8th & Walton was formed in 2006 by Matt Fifer to provide classroom training on how suppliers can better do business with Walmart. The company grew from a handful of classes in Northwest Arkansas to virtual classes that are now taught online and throughout the country.

To supplement that mission, the company developed “Saturday Morning Meeting” as an informational webcast, produced in the 8th & Walton offices in the Bentonville Plaza, and posted online each Saturday morning on the company’s YouTube channel.

The first episode aired June 8, 2013, and that’s when Jeff Clapper began talking to his mother about taking a more dedicated role with the company.

“It just made a lot of sense,” he said. “She used to do a lot editorially and had a background in ad sales. It just all fit together.”

By the end of 2013, 8th & Walton announced that local NBC affiliate KNWA-TV had agreed to increase the show’s reach by airing the program each Saturday night, effective January 2014.  And recently, Clapper announced expanded content, new segments and a re-airing of the program a second time each week, on Sunday mornings.

The show is now being filmed at studios at Ozark Film & Video Productions in Springdale. The production, including securing guests, is now Marie Clapper’s main focus, and she’s had to get up to speed on an evolving and more tech-savvy media industry, and the retail industry, as well.

“She has been a completely devoted student in retail; here, you have to be,” Jeff Clapper said. “You’ve got to be curious about everything that is happening, and she is inherently a curious person.”

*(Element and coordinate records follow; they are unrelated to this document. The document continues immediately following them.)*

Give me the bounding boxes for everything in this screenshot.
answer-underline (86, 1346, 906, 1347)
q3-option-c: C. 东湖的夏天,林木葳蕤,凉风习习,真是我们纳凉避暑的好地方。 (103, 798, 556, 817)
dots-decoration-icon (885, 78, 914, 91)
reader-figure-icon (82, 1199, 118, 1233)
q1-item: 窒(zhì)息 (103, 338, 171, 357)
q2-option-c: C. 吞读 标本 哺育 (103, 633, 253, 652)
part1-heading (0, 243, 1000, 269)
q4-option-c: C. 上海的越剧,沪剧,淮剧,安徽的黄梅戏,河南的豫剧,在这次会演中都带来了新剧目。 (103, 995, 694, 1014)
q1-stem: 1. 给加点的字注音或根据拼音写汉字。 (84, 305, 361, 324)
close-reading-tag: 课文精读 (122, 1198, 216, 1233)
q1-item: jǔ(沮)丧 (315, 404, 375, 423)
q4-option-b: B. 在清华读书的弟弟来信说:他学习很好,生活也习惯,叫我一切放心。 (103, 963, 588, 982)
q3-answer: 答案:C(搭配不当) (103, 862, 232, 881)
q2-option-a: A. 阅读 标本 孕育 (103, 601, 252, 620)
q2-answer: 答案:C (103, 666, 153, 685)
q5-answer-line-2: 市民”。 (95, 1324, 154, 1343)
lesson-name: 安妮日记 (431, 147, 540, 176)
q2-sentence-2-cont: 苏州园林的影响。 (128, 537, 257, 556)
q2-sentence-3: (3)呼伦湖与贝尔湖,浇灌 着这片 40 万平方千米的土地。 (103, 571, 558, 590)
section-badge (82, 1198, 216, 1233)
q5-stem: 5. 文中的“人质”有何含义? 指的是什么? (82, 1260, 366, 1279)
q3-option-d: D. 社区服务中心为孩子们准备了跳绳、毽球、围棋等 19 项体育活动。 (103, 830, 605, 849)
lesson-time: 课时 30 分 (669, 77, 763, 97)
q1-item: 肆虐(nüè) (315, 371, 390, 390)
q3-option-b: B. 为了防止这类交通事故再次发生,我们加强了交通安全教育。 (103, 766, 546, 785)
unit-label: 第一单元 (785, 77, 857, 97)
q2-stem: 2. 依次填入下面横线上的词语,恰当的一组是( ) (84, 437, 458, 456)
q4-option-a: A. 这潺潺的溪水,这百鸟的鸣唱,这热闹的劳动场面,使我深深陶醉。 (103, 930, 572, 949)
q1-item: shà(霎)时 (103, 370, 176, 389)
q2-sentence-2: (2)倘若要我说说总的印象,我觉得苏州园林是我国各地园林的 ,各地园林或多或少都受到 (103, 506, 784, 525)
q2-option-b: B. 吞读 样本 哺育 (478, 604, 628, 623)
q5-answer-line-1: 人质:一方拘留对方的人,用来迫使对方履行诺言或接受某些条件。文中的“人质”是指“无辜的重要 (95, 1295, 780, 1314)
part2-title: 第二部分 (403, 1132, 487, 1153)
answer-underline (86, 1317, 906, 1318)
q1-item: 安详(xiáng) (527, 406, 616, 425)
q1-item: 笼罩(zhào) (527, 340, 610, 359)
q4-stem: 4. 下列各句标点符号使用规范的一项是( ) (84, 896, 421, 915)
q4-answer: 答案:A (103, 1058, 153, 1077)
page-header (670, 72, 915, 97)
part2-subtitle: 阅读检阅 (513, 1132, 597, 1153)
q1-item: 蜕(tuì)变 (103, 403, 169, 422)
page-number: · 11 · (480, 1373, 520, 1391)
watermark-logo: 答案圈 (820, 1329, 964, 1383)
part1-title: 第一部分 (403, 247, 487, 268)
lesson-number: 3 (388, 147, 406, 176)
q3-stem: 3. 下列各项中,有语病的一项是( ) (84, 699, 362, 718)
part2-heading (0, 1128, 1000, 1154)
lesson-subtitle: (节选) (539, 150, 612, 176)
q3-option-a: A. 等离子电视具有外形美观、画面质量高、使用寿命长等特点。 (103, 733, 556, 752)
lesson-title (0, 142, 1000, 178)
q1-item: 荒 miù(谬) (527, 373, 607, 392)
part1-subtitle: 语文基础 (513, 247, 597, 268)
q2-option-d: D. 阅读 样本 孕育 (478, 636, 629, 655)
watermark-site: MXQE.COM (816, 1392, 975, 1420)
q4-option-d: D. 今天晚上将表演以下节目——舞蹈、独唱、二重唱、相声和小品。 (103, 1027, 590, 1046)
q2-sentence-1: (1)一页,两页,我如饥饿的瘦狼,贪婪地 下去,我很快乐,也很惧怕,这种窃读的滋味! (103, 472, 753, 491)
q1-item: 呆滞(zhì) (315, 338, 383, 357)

“She had some background in retail, but this is the big leagues here.”

Clapper said she’s had to re-learn an industry she once knew like the back of her hand. And adjusting to the speed of the workday is a continuing process.

“Not just because of the technology, but there’s just a different mindset with texting and emailing,” she explained. “Communication has evolved and that is still a challenge for me. I’m more likely to pick up a phone and call someone and that’s not usually the first means of communication. Not today.”

 

An Explicit Goal

Because she wasn’t content with the leisure in her life, Marie Clapper now splits her time between Chicago and Northwest Arkansas, playing out the second act of her career while proving her craftiness in the business arena all over again.

“I’ve been very fortunate,” she said. “We just came back from my 50th college reunion and I didn’t even talk about the state of my health one time. I have a lot of energy and I want to make the most of it.”

Describing business as the best game in the world, Clapper isn’t content with simply producing a television show. She is explicit when asked about her goal for “Saturday Morning Meeting.”

“I want to win an Emmy,” she explained. “They have regional Emmys, and I think that would be a lovely last chapter. I think we’re on the right road.”

And if Jeff Clapper’s description of his mother is an apt one, don’t bet against Marie Clapper’s ambition. Her dominant traits, he explained, will serve her well.

“She is the type of person who picks a goal and goes for it,” he said. “She is very determined, and really diligent, and it’s inspiring for all of us.”